Hi,
How can I convert utf-8 encoded strings to latin-2?
I have tried it using libuconv with little success:
require ‘uconv’
class String
def un_utf8
Uconv.u8tou16(self).gsub(/\000/, ‘’)
end
def to_utf8
tmp = ""
self.each_byte { |b|
tmp += b.chr + "\000"
}
Uconv.u16tou8(tmp)
end
end
This program is ugly, and does not exactly what I want.
u8tou16 generates a string with 16 bit long characters,
for example “test”.un_utf8 == “t\000e\000s\000t\000”.

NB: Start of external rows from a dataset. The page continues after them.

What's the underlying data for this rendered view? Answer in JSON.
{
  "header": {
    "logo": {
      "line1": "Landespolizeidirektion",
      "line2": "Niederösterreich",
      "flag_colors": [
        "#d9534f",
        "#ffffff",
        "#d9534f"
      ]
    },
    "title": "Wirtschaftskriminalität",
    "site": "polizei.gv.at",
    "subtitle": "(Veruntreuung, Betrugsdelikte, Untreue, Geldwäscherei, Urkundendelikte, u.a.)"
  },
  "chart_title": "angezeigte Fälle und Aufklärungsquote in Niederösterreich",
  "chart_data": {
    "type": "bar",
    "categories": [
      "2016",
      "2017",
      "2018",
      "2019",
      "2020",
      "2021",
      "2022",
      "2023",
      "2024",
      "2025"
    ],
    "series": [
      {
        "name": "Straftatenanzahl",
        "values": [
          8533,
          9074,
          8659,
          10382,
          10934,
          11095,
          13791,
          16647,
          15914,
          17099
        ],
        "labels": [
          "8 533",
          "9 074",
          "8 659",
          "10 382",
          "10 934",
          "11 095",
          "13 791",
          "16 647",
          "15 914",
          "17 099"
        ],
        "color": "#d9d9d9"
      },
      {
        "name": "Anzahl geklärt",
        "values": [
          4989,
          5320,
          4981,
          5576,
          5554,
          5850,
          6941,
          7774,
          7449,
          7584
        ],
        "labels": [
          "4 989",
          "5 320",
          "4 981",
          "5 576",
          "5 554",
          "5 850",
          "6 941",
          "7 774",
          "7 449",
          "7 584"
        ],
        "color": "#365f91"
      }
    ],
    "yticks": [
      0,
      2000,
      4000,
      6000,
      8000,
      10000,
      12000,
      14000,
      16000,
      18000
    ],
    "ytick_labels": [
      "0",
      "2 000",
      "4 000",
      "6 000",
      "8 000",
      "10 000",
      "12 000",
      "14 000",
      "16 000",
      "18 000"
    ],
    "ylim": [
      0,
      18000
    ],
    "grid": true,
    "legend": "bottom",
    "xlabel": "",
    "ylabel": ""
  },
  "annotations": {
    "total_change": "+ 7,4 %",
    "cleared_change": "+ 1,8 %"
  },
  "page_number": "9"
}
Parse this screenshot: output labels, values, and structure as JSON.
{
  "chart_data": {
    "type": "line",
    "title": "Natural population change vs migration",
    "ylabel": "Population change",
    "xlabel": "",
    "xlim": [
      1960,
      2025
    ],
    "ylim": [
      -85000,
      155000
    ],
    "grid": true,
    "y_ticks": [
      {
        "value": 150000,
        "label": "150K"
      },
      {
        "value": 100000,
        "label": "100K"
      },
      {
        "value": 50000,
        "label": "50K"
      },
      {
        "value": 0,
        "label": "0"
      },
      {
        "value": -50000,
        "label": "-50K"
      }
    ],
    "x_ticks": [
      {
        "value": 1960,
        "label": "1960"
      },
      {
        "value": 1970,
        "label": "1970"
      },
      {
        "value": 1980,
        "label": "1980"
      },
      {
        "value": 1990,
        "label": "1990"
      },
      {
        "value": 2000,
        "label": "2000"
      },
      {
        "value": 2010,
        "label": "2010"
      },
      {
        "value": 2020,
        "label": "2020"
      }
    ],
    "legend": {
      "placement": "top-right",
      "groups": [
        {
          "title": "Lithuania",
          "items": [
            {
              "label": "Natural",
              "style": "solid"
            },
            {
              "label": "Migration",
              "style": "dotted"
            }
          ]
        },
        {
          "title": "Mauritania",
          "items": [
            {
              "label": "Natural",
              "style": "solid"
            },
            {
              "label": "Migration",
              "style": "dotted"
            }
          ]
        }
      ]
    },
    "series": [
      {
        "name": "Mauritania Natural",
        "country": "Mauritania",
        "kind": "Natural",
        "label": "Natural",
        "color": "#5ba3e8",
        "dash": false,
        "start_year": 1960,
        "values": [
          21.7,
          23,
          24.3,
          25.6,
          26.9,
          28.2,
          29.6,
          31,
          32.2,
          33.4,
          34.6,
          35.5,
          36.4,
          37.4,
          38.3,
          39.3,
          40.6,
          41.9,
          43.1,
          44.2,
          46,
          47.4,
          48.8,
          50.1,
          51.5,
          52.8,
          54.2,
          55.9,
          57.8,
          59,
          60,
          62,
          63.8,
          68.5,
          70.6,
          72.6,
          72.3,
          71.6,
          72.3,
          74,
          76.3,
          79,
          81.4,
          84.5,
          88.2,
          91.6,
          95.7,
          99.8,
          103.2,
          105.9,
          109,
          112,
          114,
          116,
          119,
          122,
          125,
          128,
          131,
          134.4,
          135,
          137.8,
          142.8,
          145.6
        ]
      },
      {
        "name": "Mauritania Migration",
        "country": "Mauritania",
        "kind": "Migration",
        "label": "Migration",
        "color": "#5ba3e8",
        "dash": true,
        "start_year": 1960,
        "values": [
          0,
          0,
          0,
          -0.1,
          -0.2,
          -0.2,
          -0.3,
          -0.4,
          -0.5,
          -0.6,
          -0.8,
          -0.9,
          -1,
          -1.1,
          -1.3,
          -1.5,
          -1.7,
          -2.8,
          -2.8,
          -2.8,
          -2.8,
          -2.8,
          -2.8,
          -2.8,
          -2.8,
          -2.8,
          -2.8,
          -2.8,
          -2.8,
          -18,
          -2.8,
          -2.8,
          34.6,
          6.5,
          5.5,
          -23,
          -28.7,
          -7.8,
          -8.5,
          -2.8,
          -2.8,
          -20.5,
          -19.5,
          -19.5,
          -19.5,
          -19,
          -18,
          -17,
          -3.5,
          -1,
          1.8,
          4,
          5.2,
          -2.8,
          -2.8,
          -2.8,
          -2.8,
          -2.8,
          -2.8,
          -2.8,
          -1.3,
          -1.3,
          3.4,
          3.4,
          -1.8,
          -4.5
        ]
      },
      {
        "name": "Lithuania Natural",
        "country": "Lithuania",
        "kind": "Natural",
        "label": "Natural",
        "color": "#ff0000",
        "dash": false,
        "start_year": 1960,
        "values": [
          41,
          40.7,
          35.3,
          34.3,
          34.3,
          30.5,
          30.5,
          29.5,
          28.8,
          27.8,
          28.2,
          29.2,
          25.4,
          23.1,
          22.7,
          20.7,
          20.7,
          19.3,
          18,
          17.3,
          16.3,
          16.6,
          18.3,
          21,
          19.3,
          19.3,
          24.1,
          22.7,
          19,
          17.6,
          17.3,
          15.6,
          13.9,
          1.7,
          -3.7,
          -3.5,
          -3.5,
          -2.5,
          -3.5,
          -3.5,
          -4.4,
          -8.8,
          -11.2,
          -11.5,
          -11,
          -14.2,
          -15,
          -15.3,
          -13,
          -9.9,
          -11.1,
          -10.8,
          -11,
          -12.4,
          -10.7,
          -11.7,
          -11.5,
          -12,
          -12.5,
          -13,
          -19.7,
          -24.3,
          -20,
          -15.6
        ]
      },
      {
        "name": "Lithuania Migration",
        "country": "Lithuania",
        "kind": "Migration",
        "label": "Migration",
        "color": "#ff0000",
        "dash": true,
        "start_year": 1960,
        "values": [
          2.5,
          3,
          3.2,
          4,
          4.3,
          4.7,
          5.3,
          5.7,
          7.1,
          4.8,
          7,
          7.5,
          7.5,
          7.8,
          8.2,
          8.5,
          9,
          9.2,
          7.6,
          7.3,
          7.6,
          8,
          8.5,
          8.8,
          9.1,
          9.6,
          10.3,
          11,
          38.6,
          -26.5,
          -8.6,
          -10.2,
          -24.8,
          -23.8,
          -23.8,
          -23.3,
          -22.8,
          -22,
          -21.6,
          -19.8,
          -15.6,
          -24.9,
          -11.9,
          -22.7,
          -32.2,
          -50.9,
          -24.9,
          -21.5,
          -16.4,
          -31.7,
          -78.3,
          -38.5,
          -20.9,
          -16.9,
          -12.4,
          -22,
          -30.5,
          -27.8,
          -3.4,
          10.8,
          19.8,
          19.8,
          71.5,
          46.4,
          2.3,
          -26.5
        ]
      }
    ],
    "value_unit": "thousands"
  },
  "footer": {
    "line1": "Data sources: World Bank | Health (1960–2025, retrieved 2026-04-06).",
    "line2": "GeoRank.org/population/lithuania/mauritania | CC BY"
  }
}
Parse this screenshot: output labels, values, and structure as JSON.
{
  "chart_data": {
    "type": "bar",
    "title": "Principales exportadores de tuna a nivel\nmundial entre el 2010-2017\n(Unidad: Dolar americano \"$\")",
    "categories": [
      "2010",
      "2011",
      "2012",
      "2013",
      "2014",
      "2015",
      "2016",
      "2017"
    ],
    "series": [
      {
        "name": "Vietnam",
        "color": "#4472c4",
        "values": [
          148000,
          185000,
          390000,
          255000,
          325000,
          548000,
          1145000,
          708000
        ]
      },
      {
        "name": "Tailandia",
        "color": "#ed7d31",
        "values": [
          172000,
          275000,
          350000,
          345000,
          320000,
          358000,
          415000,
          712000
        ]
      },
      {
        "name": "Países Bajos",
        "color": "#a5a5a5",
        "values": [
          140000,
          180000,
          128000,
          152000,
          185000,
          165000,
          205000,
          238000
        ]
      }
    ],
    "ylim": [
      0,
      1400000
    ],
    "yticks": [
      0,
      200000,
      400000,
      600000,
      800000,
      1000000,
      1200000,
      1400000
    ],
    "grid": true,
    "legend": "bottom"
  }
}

gsub clears the unnecessery “\000” characters from
the string. But there are characters in Hungarian,
that has non-zero second byte in the output of the
u8tou16, so they fail to convert. Anyway this is an
ugly hack.
How is it done nicely?
···
–
bSanyI
I think the iconv module handles this nicely:
require ‘iconv’
Iconv.conv(“utf-8”,“latin2”,“this is a test”)
Wesley J. Landaker - wjl@icecavern.net
OpenPGP FP: 4135 2A3B 4726 ACC5 9094 0097 F0A9 8A4C 4CD6 E3D2
···
On Friday 14 November 2003 7:46 am, Bedo Sandor wrote:
Hi,
How can I convert utf-8 encoded strings to latin-2?
I have tried it using libuconv with little success:
require ‘uconv’
class String
def un_utf8
Uconv.u8tou16(self).gsub(/\000/, ‘’)
end
def to_utf8
tmp = ""
self.each_byte { |b|
tmp += b.chr + "\000"
}
Uconv.u16tou8(tmp)
end
end
This program is ugly, and does not exactly what I want.
u8tou16 generates a string with 16 bit long characters,
for example “test”.un_utf8 == “t\000e\000s\000t\000”.
gsub clears the unnecessery “\000” characters from
the string. But there are characters in Hungarian,
that has non-zero second byte in the output of the
u8tou16, so they fail to convert. Anyway this is an
ugly hack.
How is it done nicely?